‘Painful Lessons': Abuse At Chicago Schools
Hundreds Of Kids Beaten, Whipped, Even Choked By Teachers, Coaches
A couple of weeks ago there was news of $67,000 being spent on a no-bid deal for cappucino machines for Chicago schools, most of which hadn’t requested them, and weren’t even using them once they were delivered.
Now, comes another installment showing how the Chicago school system has been in the habit of operating.
Treveon Martin, 10, is afraid of a teacher at his school. “I’ve seen him hit five of them in the classroom,” Martin said.
Martin says he and others have been hit, grabbed and even struck with a belt. “He’s threatened almost all the kids in his classroom,” Martin said.
He says it happened at Robert Emmet Academy in November but a Chicago Public School investigator didn’t talk to him until last week – 70 days after the case was reported, and not until after we started asking questions.
“He holded my arms and he picked my body up, and then he just slammed me on the desk,” Martin said.
An exclusive CBS 2 investigation discovered Treveon Martin is one of at least 818 Chicago Public School students, since 2003, to allege being battered by a teacher or an aide, coach, security guard, or even a principal. In most of those cases – 568 of them – Chicago Public School investigators determined the children were telling the truth.

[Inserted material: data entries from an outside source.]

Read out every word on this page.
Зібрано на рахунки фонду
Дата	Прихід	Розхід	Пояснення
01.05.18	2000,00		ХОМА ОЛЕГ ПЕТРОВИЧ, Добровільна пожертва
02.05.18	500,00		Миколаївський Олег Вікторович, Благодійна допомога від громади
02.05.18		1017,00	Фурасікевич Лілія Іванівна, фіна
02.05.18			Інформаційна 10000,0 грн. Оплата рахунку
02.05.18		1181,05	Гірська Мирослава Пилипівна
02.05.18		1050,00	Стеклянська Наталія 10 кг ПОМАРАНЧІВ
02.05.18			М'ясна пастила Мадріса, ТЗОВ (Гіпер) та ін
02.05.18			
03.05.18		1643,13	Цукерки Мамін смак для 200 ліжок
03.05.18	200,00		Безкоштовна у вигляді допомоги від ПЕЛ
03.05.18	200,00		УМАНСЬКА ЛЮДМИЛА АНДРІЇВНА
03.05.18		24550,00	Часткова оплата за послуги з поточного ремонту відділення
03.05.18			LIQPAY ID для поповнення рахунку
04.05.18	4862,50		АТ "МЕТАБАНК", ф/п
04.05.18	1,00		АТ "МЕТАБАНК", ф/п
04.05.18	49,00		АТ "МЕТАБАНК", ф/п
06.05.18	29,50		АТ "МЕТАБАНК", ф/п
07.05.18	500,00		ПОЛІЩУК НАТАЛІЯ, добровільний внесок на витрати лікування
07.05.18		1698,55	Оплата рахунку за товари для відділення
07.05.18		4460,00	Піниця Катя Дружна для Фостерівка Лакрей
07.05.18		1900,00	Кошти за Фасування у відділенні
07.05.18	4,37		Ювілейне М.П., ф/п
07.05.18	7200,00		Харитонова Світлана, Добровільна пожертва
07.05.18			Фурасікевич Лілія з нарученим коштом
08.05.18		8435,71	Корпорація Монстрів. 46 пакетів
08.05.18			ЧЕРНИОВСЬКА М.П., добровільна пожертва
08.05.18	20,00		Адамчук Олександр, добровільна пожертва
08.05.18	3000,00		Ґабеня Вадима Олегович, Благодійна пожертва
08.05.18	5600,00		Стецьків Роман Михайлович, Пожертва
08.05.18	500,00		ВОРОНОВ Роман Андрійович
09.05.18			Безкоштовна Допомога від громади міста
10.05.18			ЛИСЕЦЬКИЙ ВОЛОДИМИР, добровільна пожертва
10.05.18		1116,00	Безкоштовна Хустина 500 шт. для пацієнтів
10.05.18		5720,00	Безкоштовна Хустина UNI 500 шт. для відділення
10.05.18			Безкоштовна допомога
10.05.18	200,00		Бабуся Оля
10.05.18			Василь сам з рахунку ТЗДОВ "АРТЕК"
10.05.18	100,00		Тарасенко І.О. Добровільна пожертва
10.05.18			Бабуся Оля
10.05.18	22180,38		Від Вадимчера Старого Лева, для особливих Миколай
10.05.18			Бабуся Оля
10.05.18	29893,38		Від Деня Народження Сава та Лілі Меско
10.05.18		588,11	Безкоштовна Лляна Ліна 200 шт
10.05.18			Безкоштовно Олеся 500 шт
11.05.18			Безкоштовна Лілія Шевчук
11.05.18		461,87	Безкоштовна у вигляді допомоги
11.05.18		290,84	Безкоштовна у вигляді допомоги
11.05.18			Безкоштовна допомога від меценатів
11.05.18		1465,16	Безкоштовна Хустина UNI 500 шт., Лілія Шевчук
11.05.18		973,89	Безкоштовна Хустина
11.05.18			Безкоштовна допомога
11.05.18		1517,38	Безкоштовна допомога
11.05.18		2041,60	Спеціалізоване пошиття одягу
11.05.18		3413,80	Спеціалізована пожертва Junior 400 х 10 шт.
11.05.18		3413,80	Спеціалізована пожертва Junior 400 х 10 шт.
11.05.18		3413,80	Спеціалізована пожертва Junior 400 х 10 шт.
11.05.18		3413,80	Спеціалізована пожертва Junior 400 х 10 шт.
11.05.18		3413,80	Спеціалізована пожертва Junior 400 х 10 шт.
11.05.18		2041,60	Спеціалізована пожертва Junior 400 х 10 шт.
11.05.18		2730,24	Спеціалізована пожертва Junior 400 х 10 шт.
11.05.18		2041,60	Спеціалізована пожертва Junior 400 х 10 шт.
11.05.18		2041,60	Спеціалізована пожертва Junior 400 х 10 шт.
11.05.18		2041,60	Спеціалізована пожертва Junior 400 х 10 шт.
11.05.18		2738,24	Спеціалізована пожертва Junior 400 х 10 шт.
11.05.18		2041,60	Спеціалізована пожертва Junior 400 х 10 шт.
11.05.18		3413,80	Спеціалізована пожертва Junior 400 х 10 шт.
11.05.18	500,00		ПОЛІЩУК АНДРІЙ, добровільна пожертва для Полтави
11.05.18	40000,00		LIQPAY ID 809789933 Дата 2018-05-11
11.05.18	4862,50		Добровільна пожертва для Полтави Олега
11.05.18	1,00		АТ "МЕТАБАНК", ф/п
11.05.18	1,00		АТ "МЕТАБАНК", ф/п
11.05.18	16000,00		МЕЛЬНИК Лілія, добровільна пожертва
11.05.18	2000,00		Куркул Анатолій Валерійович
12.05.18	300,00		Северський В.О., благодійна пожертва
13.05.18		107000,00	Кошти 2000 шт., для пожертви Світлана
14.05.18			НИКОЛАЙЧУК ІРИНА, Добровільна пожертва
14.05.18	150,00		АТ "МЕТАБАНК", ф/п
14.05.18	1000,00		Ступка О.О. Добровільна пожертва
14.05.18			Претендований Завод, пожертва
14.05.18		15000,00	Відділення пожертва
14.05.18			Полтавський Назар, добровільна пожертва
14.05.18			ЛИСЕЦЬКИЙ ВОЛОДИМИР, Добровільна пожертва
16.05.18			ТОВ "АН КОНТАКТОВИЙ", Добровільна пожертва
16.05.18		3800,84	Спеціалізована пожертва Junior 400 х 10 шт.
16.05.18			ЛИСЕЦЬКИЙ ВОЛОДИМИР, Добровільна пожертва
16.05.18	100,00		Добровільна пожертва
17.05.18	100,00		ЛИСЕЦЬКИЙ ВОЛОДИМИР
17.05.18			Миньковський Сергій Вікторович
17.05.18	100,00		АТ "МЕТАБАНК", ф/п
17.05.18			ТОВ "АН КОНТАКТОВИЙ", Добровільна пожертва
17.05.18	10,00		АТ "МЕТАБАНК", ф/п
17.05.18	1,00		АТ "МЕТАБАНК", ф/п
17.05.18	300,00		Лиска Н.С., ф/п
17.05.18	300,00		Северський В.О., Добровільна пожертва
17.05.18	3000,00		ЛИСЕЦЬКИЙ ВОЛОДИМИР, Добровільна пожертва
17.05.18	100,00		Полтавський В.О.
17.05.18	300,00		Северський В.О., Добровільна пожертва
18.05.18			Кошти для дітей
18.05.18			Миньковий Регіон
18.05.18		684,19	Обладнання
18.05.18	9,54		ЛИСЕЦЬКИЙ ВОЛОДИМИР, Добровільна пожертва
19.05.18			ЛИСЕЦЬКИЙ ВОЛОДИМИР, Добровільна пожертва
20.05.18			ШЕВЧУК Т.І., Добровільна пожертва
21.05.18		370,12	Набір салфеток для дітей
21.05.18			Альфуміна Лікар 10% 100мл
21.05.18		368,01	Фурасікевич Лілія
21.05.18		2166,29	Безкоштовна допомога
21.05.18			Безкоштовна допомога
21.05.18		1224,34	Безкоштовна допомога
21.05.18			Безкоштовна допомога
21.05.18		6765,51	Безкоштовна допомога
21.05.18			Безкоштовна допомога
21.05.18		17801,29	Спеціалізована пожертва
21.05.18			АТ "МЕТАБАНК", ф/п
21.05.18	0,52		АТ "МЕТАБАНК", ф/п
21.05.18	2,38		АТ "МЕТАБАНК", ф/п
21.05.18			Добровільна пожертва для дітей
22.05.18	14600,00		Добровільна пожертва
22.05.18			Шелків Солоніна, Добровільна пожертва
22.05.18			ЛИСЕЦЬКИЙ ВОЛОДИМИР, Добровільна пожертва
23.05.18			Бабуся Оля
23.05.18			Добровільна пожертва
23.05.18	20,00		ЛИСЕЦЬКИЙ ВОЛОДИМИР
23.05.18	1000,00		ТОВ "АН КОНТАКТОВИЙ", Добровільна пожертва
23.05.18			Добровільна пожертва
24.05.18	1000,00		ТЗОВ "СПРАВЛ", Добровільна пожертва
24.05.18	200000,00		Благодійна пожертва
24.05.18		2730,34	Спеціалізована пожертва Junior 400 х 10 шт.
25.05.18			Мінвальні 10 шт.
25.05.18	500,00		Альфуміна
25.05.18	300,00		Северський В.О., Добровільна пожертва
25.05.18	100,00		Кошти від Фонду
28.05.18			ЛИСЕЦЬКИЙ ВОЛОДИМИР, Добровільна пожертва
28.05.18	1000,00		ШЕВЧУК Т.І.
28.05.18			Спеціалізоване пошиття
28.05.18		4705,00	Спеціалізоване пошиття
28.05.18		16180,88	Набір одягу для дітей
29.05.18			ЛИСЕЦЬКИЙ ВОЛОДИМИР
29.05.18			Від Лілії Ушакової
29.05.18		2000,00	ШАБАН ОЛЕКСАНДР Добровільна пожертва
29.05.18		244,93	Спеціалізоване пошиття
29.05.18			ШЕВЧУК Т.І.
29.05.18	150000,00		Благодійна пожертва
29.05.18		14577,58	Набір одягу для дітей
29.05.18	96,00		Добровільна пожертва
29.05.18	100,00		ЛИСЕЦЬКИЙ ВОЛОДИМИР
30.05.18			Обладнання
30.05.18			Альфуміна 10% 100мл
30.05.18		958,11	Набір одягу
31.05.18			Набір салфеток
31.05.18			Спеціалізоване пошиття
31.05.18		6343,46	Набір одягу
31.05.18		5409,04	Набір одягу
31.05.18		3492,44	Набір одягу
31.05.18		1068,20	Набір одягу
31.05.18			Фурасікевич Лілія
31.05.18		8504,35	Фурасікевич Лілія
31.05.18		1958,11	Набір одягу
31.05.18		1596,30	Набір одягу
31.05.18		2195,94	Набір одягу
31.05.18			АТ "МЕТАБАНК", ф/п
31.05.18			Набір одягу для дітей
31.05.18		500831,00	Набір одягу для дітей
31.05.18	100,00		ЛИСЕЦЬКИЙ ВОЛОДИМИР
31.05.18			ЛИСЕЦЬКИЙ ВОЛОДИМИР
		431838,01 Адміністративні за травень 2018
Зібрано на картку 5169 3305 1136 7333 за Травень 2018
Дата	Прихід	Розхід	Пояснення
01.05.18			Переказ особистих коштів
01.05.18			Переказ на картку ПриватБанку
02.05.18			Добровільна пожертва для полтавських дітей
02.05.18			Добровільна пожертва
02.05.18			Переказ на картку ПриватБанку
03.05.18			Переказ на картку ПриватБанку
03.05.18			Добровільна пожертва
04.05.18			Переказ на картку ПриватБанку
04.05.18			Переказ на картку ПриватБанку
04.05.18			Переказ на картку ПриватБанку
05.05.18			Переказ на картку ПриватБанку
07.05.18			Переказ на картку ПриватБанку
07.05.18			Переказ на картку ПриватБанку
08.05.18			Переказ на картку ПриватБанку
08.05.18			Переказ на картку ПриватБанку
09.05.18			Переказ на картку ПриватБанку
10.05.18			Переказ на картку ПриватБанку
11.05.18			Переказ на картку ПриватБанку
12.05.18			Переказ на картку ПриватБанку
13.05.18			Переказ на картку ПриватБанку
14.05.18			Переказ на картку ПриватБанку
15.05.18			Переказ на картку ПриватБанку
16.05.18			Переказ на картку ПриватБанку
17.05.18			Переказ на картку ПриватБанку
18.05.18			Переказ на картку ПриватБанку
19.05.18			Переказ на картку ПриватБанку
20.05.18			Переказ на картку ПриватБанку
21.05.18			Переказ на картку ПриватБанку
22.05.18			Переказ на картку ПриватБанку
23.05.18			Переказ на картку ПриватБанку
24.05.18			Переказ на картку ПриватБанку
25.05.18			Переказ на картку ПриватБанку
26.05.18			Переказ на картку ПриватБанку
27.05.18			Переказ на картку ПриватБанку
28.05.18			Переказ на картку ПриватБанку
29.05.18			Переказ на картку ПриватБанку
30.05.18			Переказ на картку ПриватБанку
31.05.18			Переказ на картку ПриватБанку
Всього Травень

So, just another local issue? It shouldn’t be.
These sorts of incidents don’t spontaneously appear in a large organization. They won’t appear at all where competent, engaged, hands-on management is not afraid to set and enforce rigorous standards of professional conduct at all levels. In order for this pattern of mismanagement to have arisen, those in charge are prima facie guilty of failure to exercise due diligence in the performance of their responsibilities.
The REAL question at this point is where is the media’s questioning of Secretary of Education Arne Duncan about his prior and apparently poor performance as CEO of the Chicago Public Schools, under which the above noted financial, (and even more seriously) physical abuses occurred.
From the Department of Education website we find the following:
Prior to his appointment as secretary of education, Duncan served as the chief executive officer of the Chicago Public Schools, a position to which he was appointed by Mayor Richard M. Daley, from June 2001 through December 2008, becoming the longest-serving big-city education superintendent in the country. (emphasis added)
Seems to the Chief that Duncan SHOULD have some ‘splainen’ to do!
DOE’s bio blurb goes on:
As CEO, Duncan’s mandate was to raise education standards and performance, improve teacher and principal quality…
If that was Duncan’s mandate, based on the evidence, he failed to live up to expectations…and now he’s the man that B.O. (The Exalted One) himself has picked to lead the rest of the country’s educational establishment ever onward and upwards beyond the realm of “no child left behind”.
(Eeeeeuuuu!)
Better the Department of Education was eliminated than to turn it over to Duncan’s apparently incompetent management.